A reduction in TNF-mediated bone loss was the major hallmark of p38 MAPK inhibition. Tissue invasion into juxtaarticular bone was almost completely abolished with use of p38 MAPK inhibitors. In keeping with this effect, a dramatic reduction in the number of mature osteoclasts was noted. However, this was accompanied by a significant reduction in the number of in vivo osteoclast precursor cells, suggesting that impaired osteoclastogenesis is a consequence of blocking signaling through p38 MAPK. This was further confirmed in studies of in vitro osteoclastogenesis. These observations are consistent with 2 important principles, as follows. First, activation of p38 MAPK is a key signal for osteoclastogenesis. Thus, activation of p38 MAPK is important for the differentiation of mature osteoclasts from their precursors (28); this observation is also relevant for TNF-mediated osteoclastogenesis in relation to bone loss as a result of the inflammatory process involved in arthritis. The second principle is based on the role of osteoclasts in inflammatory bone destruction. Osteoclasts invade juxtaarticular bone in close contact with synovial fibroblasts and T cells and are essential players in this bone resorption. Complete absence of osteoclasts results in blockade of bone resorption but not synovial inflammation, and osteoclast-targeted therapies strongly inhibit bone loss in arthritis (29). Thus, unraveling p38 MAPK inhibition as a potent tool to reduce synovial osteoclast formation and retard inflammatory bone damage is consistent with the above-mentioned concepts.

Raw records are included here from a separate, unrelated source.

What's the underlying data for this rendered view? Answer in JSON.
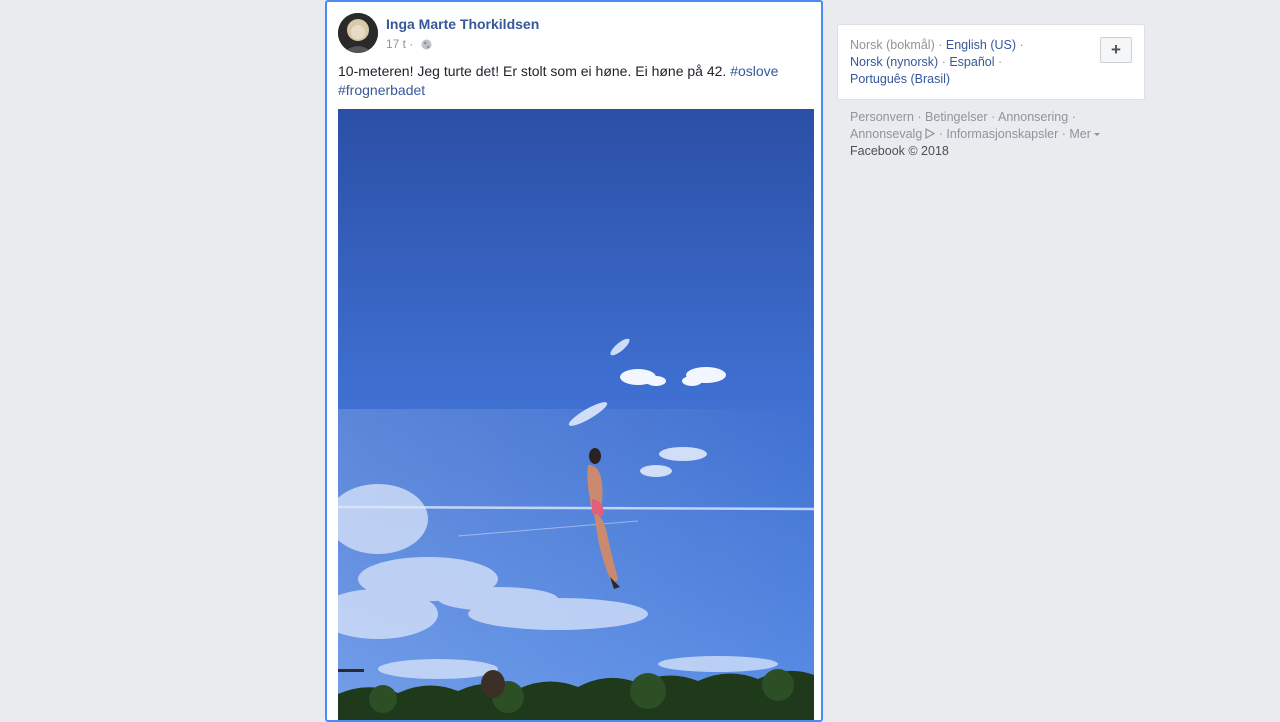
{
  "post": {
    "author": "Inga Marte Thorkildsen",
    "time": "17 t",
    "separator": " · ",
    "text": "10-meteren! Jeg turte det! Er stolt som ei høne. Ei høne på 42. ",
    "hashtags": [
      "#oslove",
      "#frognerbadet"
    ]
  },
  "languages": {
    "current": "Norsk (bokmål)",
    "links": [
      "English (US)",
      "Norsk (nynorsk)",
      "Español",
      "Português (Brasil)"
    ],
    "add_label": "+"
  },
  "footer": {
    "links": [
      "Personvern",
      "Betingelser",
      "Annonsering",
      "Annonsevalg",
      "Informasjonskapsler",
      "Mer"
    ],
    "copyright": "Facebook © 2018"
  },
  "icons": {
    "privacy": "globe-icon",
    "adchoices": "adchoices-icon",
    "more": "caret-down-icon"
  },
  "colors": {
    "background": "#e9ebee",
    "link": "#365899",
    "muted": "#90949c",
    "focus_border": "#4a8cf7"
  }
}
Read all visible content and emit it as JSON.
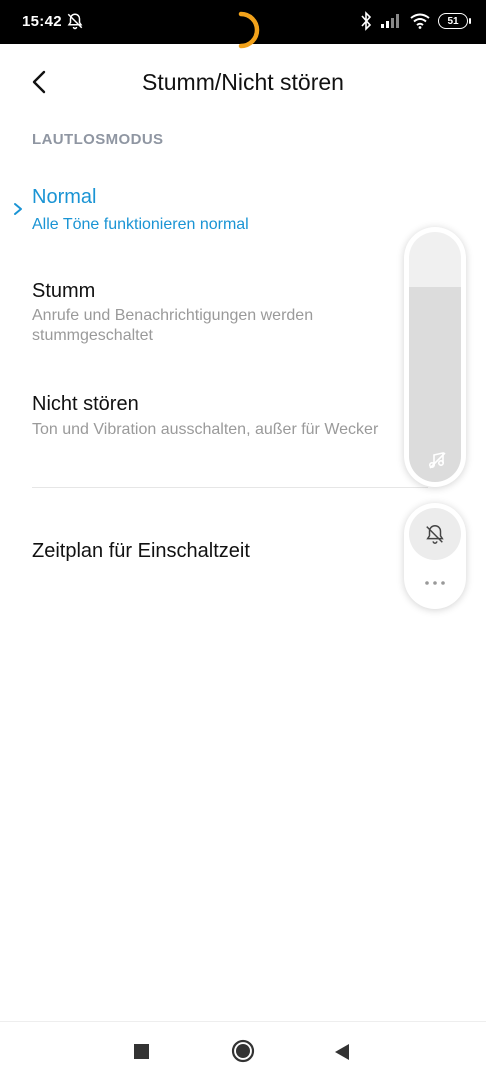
{
  "status_bar": {
    "time": "15:42",
    "battery": "51",
    "icons": [
      "bell-off-icon",
      "bluetooth-icon",
      "signal-icon",
      "wifi-icon",
      "battery-icon"
    ]
  },
  "header": {
    "title": "Stumm/Nicht stören",
    "back_icon": "back-arrow-icon"
  },
  "section": {
    "label": "LAUTLOSMODUS"
  },
  "options": [
    {
      "title": "Normal",
      "description": "Alle Töne funktionieren normal",
      "selected": true
    },
    {
      "title": "Stumm",
      "description_lines": [
        "Anrufe und Benachrichtigungen werden",
        "stummgeschaltet"
      ],
      "selected": false
    },
    {
      "title": "Nicht stören",
      "description": "Ton und Vibration ausschalten, außer für Wecker",
      "selected": false
    }
  ],
  "schedule": {
    "label": "Zeitplan für Einschaltzeit"
  },
  "volume_panel": {
    "level_fraction": 0.78,
    "icon": "music-note-off-icon",
    "mode_icon": "bell-off-icon",
    "more_icon": "more-dots-icon"
  },
  "colors": {
    "accent": "#1a94d4",
    "secondary_text": "#9a9a9a",
    "section_label": "#8f96a2",
    "spinner": "#f2a21b"
  },
  "nav_bar": {
    "icons": [
      "recent-apps-icon",
      "home-icon",
      "back-icon"
    ]
  }
}
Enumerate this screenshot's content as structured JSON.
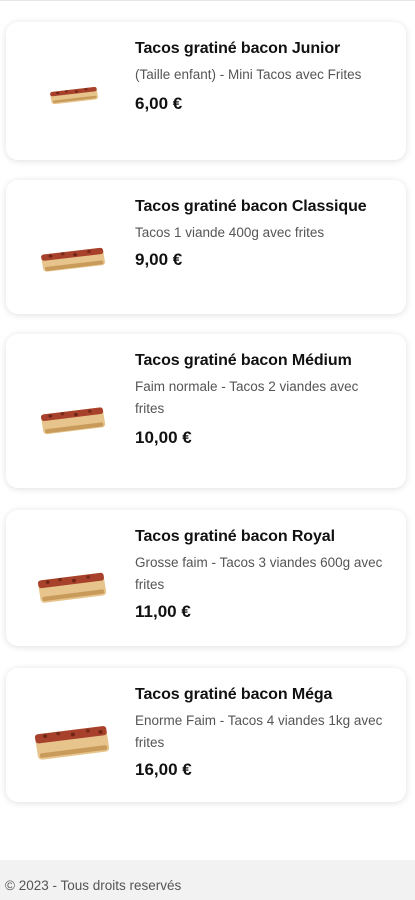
{
  "products": [
    {
      "title": "Tacos gratiné bacon Junior",
      "description": "(Taille enfant) - Mini Tacos avec Frites",
      "price": "6,00 €",
      "image_icon": "tacos-image"
    },
    {
      "title": "Tacos gratiné bacon Classique",
      "description": "Tacos 1 viande 400g avec  frites",
      "price": "9,00 €",
      "image_icon": "tacos-image"
    },
    {
      "title": "Tacos gratiné bacon Médium",
      "description": "Faim normale - Tacos 2 viandes avec frites",
      "price": "10,00 €",
      "image_icon": "tacos-image"
    },
    {
      "title": "Tacos gratiné bacon Royal",
      "description": "Grosse faim - Tacos 3 viandes 600g avec frites",
      "price": "11,00 €",
      "image_icon": "tacos-image"
    },
    {
      "title": "Tacos gratiné bacon Méga",
      "description": "Enorme Faim - Tacos 4 viandes 1kg avec  frites",
      "price": "16,00 €",
      "image_icon": "tacos-image"
    }
  ],
  "footer": {
    "copyright": "© 2023 - Tous droits reservés"
  },
  "colors": {
    "card_background": "#ffffff",
    "footer_background": "#f2f2f2",
    "text_primary": "#111111",
    "text_secondary": "#555555"
  }
}
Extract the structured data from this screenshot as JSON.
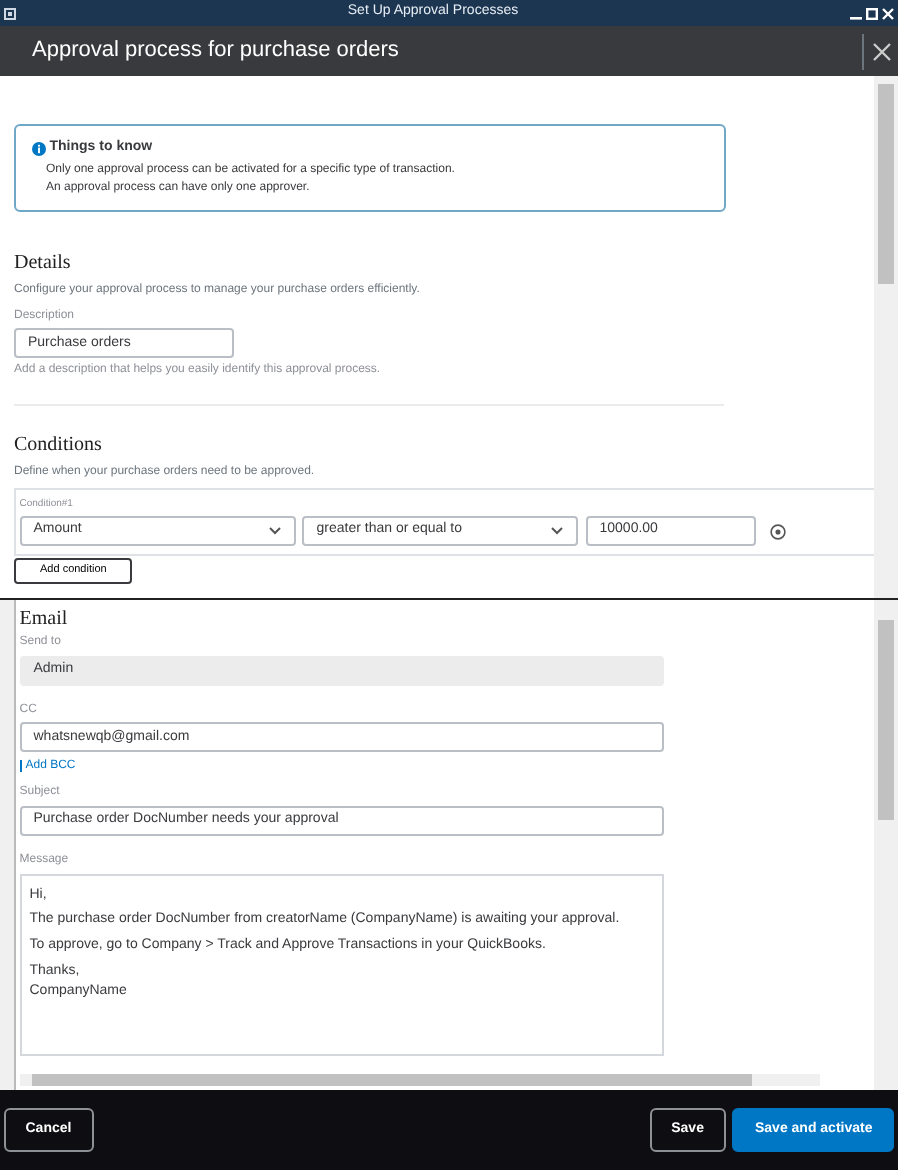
{
  "window": {
    "title": "Set Up Approval Processes"
  },
  "dialog": {
    "title": "Approval process for purchase orders"
  },
  "info": {
    "title": "Things to know",
    "bullets": [
      "Only one approval process can be activated for a specific type of transaction.",
      "An approval process can have only one approver."
    ]
  },
  "details": {
    "heading": "Details",
    "subtitle": "Configure your approval process to manage your purchase orders efficiently.",
    "description_label": "Description",
    "description_value": "Purchase orders",
    "description_help": "Add a description that helps you easily identify this approval process."
  },
  "conditions": {
    "heading": "Conditions",
    "subtitle": "Define when your purchase orders need to be approved.",
    "items": [
      {
        "label": "Condition#1",
        "field": "Amount",
        "operator": "greater than or equal to",
        "value": "10000.00"
      }
    ],
    "add_button": "Add condition"
  },
  "email": {
    "heading": "Email",
    "send_to": {
      "label": "Send to",
      "value": "Admin",
      "disabled": true
    },
    "cc": {
      "label": "CC",
      "value": "whatsnewqb@gmail.com",
      "disabled": false
    },
    "add_bcc": "Add BCC",
    "subject": {
      "label": "Subject",
      "value": "Purchase order DocNumber needs your approval",
      "disabled": false
    },
    "message_label": "Message",
    "message_paragraphs": [
      [
        "Hi,"
      ],
      [
        "The purchase order DocNumber from creatorName (CompanyName) is awaiting your approval."
      ],
      [
        "To approve, go to Company > Track and Approve Transactions in your QuickBooks."
      ],
      [
        "Thanks,",
        "CompanyName"
      ]
    ]
  },
  "footer": {
    "buttons": [
      {
        "label": "Cancel",
        "kind": "secondary"
      },
      {
        "label": "Save",
        "kind": "secondary"
      },
      {
        "label": "Save and activate",
        "kind": "primary"
      }
    ]
  }
}
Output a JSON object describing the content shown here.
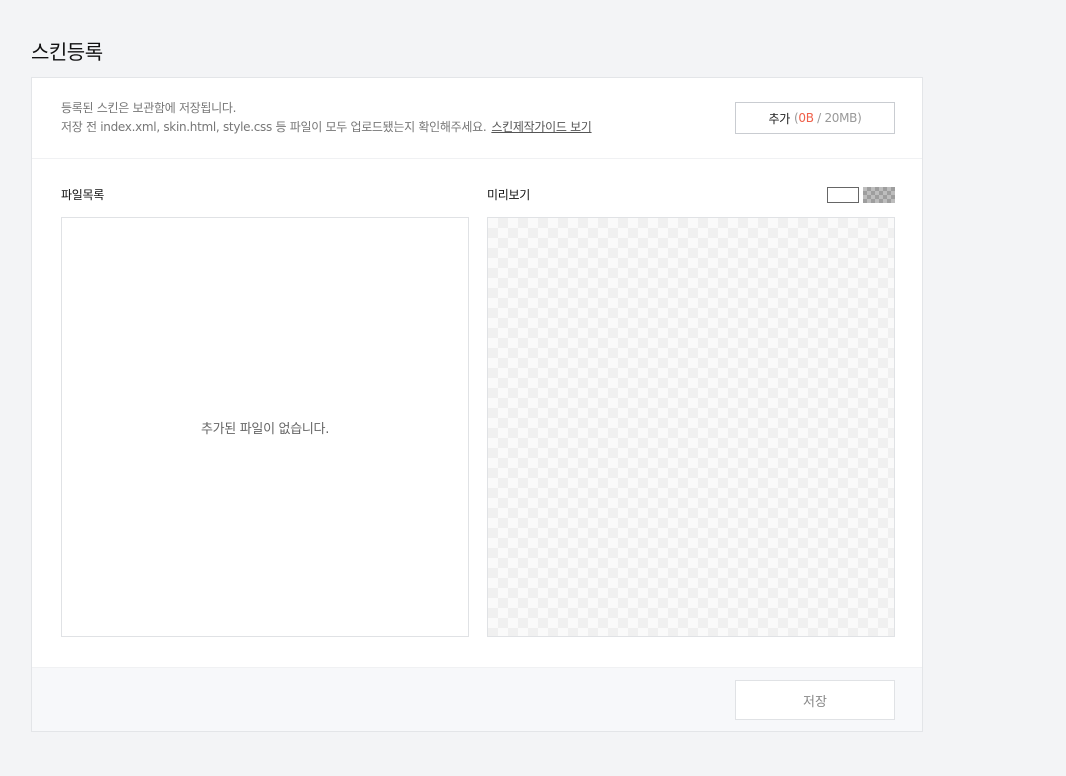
{
  "page": {
    "title": "스킨등록"
  },
  "info": {
    "line1": "등록된 스킨은 보관함에 저장됩니다.",
    "line2": "저장 전 index.xml, skin.html, style.css 등 파일이 모두 업로드됐는지 확인해주세요.",
    "guide_link": "스킨제작가이드 보기"
  },
  "add_button": {
    "label": "추가",
    "open_paren": "(",
    "used": "0B",
    "separator": " / ",
    "limit": "20MB",
    "close_paren": ")",
    "used_color": "#f0604a"
  },
  "file_list": {
    "label": "파일목록",
    "empty_message": "추가된 파일이 없습니다."
  },
  "preview": {
    "label": "미리보기",
    "bg_options": [
      "white-background",
      "checker-background"
    ]
  },
  "footer": {
    "save_label": "저장"
  }
}
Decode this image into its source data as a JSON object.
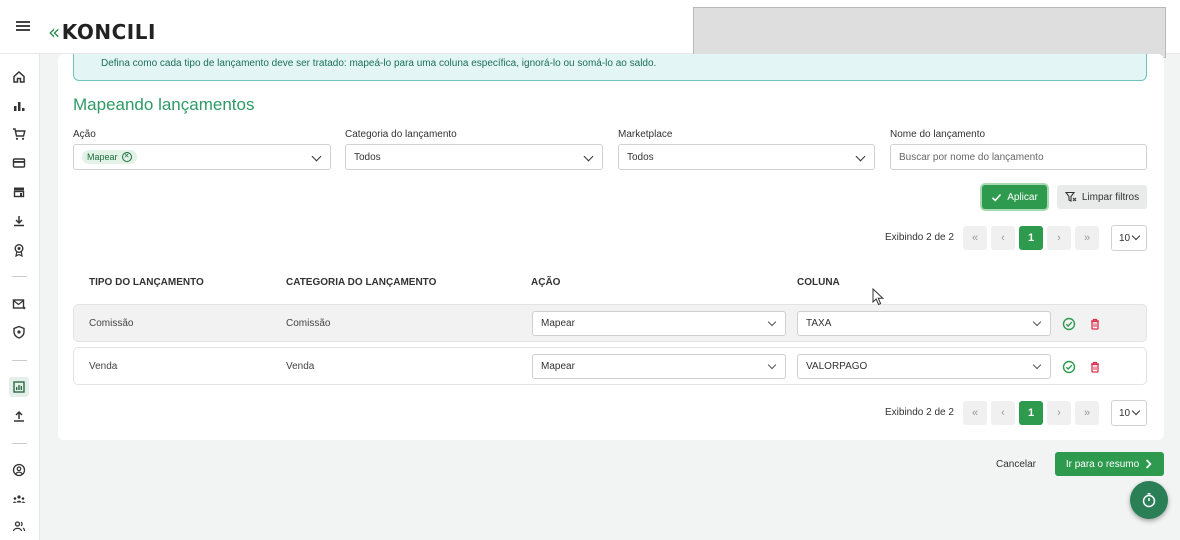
{
  "header": {
    "logo_text": "KONCILI"
  },
  "info_banner": {
    "text": "Defina como cada tipo de lançamento deve ser tratado: mapeá-lo para uma coluna específica, ignorá-lo ou somá-lo ao saldo."
  },
  "section": {
    "title": "Mapeando lançamentos"
  },
  "filters": {
    "acao_label": "Ação",
    "acao_chip": "Mapear",
    "categoria_label": "Categoria do lançamento",
    "categoria_value": "Todos",
    "marketplace_label": "Marketplace",
    "marketplace_value": "Todos",
    "nome_label": "Nome do lançamento",
    "nome_placeholder": "Buscar por nome do lançamento",
    "apply_label": "Aplicar",
    "clear_label": "Limpar filtros"
  },
  "pagination": {
    "info": "Exibindo 2 de 2",
    "first": "«",
    "prev": "‹",
    "current": "1",
    "next": "›",
    "last": "»",
    "page_size": "10"
  },
  "table": {
    "headers": [
      "TIPO DO LANÇAMENTO",
      "CATEGORIA DO LANÇAMENTO",
      "AÇÃO",
      "COLUNA"
    ],
    "rows": [
      {
        "tipo": "Comissão",
        "categoria": "Comissão",
        "acao": "Mapear",
        "coluna": "TAXA"
      },
      {
        "tipo": "Venda",
        "categoria": "Venda",
        "acao": "Mapear",
        "coluna": "VALORPAGO"
      }
    ]
  },
  "footer": {
    "cancel_label": "Cancelar",
    "next_label": "Ir para o resumo"
  },
  "colors": {
    "primary": "#2e9a4e",
    "title": "#2e9a66",
    "banner_bg": "#e3f5f4",
    "banner_border": "#6fc3bd",
    "delete": "#d9304a"
  },
  "icons": {
    "sidebar": [
      "home-icon",
      "bar-chart-icon",
      "cart-icon",
      "credit-card-icon",
      "store-icon",
      "download-icon",
      "award-icon",
      "mail-send-icon",
      "shield-icon",
      "report-icon",
      "upload-icon",
      "user-circle-icon",
      "team-icon",
      "users-icon"
    ]
  }
}
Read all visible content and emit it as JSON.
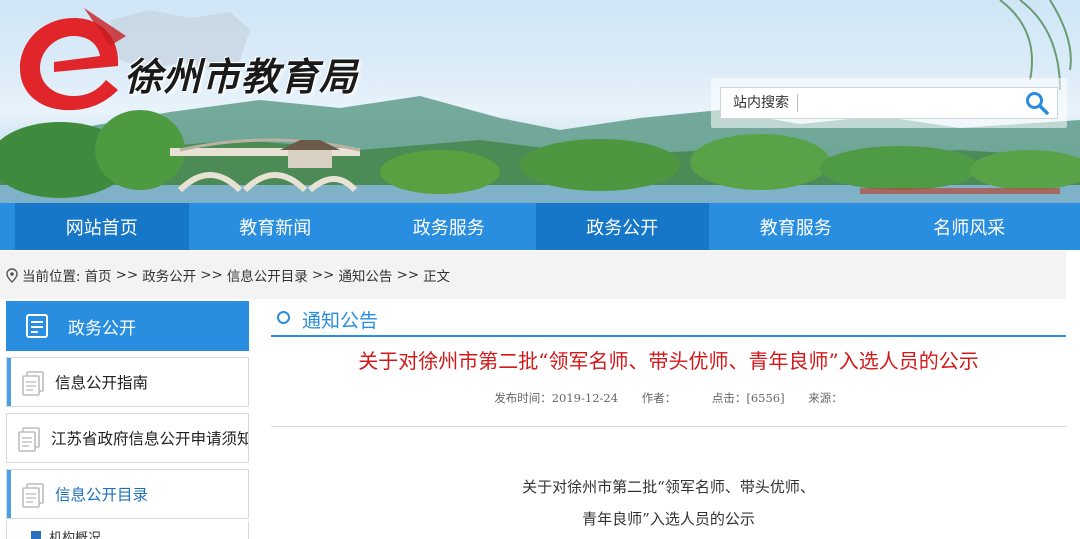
{
  "header": {
    "logo_text": "徐州市教育局",
    "search_label": "站内搜索",
    "search_value": "",
    "search_icon": "search-icon"
  },
  "nav": {
    "items": [
      {
        "label": "网站首页"
      },
      {
        "label": "教育新闻"
      },
      {
        "label": "政务服务"
      },
      {
        "label": "政务公开"
      },
      {
        "label": "教育服务"
      },
      {
        "label": "名师风采"
      }
    ]
  },
  "breadcrumb": {
    "prefix": "当前位置:",
    "items": [
      "首页",
      "政务公开",
      "信息公开目录",
      "通知公告",
      "正文"
    ],
    "separator": ">>"
  },
  "sidebar": {
    "title": "政务公开",
    "items": [
      {
        "label": "信息公开指南"
      },
      {
        "label": "江苏省政府信息公开申请须知"
      },
      {
        "label": "信息公开目录"
      }
    ],
    "sub_item": "机构概况"
  },
  "content": {
    "section_title": "通知公告",
    "article_title": "关于对徐州市第二批“领军名师、带头优师、青年良师”入选人员的公示",
    "meta": {
      "publish": "发布时间：2019-12-24",
      "author": "作者：",
      "clicks": "点击：[6556]",
      "source": "来源："
    },
    "body_lines": [
      "关于对徐州市第二批“领军名师、带头优师、",
      "青年良师”入选人员的公示"
    ]
  },
  "colors": {
    "nav_blue": "#2a8ee0",
    "nav_active": "#1677c9",
    "title_red": "#d3181a"
  }
}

In summary, blockade of p38 MAPK inhibits arthritis caused by overexpression of TNF. This suggests that p38 MAPK is an important signaling molecule downstream of TNF, and that its inhibition might be a potent tool to interfere with the deleterious effects of TNF on the joint. Most strikingly, inflammatory bone loss depends on activation of p38 MAPK, because formation of osteoclasts in the inflamed synovium depends on intact activation of the p38 MAPK signaling pathway. Effective blockade of p38 MAPK might therefore be regarded as an interesting therapeutic option to protect joints from the destructive attack of inflamed synovial tissue.